Axulus
Veteran Member
That Mr. Herzog is in the running so close to election day speaks volumes about the changing values in the Jewish state. This is not his father’s or his grandfather’s Israel.
...
Mr. Herzog took a page from his rabbi grandfather’s book. “I am always looking for the middle path, like Maimonides,” he told the interviewer. “I am a social democrat who wants both a free market and a just state. I am a pragmatist who tries to act fairly.”
“My role as a leader,” he said this past Sunday, “is to unite everyone, bring them together to a common denominator, give them a sense of purpose and hope.”
...
When it comes to possibly evacuating Israeli settlements on the West Bank as part of a peace agreement with the Palestinians, Mr. Herzog says he’s prepared for that, too.
“If the moment should come when settlements must be removed, I will do so. But I will do so only as [Menachem] Begin did: by agreement and after dialogue with the settlers themselves.”
Mr. Herzog laid out his views on establishing a Palestinian state in a September, 2011, article in Foreign Affairs. Surprisingly, he said that Israel should not try to stop the Palestinian bid for United Nations recognition as a state. In fact, he wrote, Israel should vote in favour of the idea.
More recently, he said that, to get the Palestinians back to the negotiating table, he would be willing to freeze all settlement-building on the West Bank except in major settlement blocs that are vital to Israel’s security.
Both these notions have been dismissed as capitulation by the Netanyahu administration.
To which Mr. Herzog replies: Look where the Netanyahu tough approach has gotten us: “He is damaging basic principles of Israeli statesmanship. He is endangering the Jewish democratic state. He is wearing down the most important strategic asset we possess: our alliance with the United States.”
Even the Netanyahu idea of building new housing, Mr. Herzog says, is to build another settlement.
“Likud has been hijacked by a group of extremist settlers,” he concludes.
For a guy with so many alleged shortcomings Mr. Herzog is supremely confident.
“In less than a year after I become prime minister, Israel will be a different country: calm, soothed, sane.”
Mr.

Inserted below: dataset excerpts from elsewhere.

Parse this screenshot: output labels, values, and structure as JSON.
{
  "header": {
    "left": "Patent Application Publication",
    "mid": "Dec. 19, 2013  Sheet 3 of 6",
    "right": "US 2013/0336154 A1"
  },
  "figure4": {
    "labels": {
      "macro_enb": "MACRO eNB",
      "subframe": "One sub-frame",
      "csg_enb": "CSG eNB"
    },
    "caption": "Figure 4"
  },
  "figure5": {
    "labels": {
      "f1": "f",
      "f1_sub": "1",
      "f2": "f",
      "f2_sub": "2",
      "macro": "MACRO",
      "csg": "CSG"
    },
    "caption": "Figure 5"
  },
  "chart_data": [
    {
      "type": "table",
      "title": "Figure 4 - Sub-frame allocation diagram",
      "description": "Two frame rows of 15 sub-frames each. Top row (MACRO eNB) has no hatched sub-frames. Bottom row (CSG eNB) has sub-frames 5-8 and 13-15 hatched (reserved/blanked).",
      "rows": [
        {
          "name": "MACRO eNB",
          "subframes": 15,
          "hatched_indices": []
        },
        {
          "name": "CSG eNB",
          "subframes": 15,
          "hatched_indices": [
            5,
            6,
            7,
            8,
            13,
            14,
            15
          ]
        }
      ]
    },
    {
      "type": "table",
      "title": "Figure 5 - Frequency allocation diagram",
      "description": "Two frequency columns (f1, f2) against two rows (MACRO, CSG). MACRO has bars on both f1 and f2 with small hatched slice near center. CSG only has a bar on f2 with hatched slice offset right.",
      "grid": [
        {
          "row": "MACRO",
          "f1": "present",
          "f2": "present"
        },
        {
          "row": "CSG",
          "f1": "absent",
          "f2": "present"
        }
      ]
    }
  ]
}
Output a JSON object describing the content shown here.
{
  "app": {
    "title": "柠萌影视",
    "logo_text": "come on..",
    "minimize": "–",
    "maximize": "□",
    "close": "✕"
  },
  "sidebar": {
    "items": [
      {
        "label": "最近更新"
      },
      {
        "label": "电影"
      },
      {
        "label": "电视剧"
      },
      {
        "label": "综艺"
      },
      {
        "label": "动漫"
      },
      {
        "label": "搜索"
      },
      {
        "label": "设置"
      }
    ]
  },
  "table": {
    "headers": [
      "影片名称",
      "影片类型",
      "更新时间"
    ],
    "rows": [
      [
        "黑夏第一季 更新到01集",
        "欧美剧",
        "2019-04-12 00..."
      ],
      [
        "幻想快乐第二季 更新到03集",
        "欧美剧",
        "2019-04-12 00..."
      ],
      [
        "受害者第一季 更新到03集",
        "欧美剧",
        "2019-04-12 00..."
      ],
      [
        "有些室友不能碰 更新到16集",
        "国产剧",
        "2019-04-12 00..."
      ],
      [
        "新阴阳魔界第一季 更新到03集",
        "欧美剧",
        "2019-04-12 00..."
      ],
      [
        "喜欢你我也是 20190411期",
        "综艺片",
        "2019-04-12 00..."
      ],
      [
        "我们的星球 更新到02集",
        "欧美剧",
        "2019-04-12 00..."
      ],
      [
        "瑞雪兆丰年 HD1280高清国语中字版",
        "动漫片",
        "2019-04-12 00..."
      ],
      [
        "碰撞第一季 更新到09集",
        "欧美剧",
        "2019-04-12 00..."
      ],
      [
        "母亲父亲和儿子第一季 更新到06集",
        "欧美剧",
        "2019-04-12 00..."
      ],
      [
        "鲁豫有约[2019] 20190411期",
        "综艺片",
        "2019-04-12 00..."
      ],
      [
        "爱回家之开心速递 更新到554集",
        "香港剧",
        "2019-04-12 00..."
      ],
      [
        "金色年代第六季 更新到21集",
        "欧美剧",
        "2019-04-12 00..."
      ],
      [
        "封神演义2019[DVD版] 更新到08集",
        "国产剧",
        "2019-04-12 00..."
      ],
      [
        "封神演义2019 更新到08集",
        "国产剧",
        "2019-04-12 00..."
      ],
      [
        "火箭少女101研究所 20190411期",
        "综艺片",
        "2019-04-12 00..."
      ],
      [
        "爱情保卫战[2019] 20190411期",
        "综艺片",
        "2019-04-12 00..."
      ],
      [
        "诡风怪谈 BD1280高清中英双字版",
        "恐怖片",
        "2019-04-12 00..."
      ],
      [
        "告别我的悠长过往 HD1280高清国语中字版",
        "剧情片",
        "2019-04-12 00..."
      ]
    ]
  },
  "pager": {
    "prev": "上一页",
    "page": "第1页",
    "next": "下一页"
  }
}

Herzog has said he would focus on three things if elected: solving the country’s housing crisis, healing strained relations with the United States and reigniting peace talks with the Palestinians that burned out under Mr. Netanyahu.
“If necessary, I will go to Ramallah,” said Mr. Herzog, “and I will present to the Palestinian parliament a vision of hope.
“And I will make a gesture to [Israel’s] Arab population,” he added.
“Maybe I will appoint an Arab minister. I will show that the time of disunity and internal rift is over, and that a time of healing and reconciliation has begun.”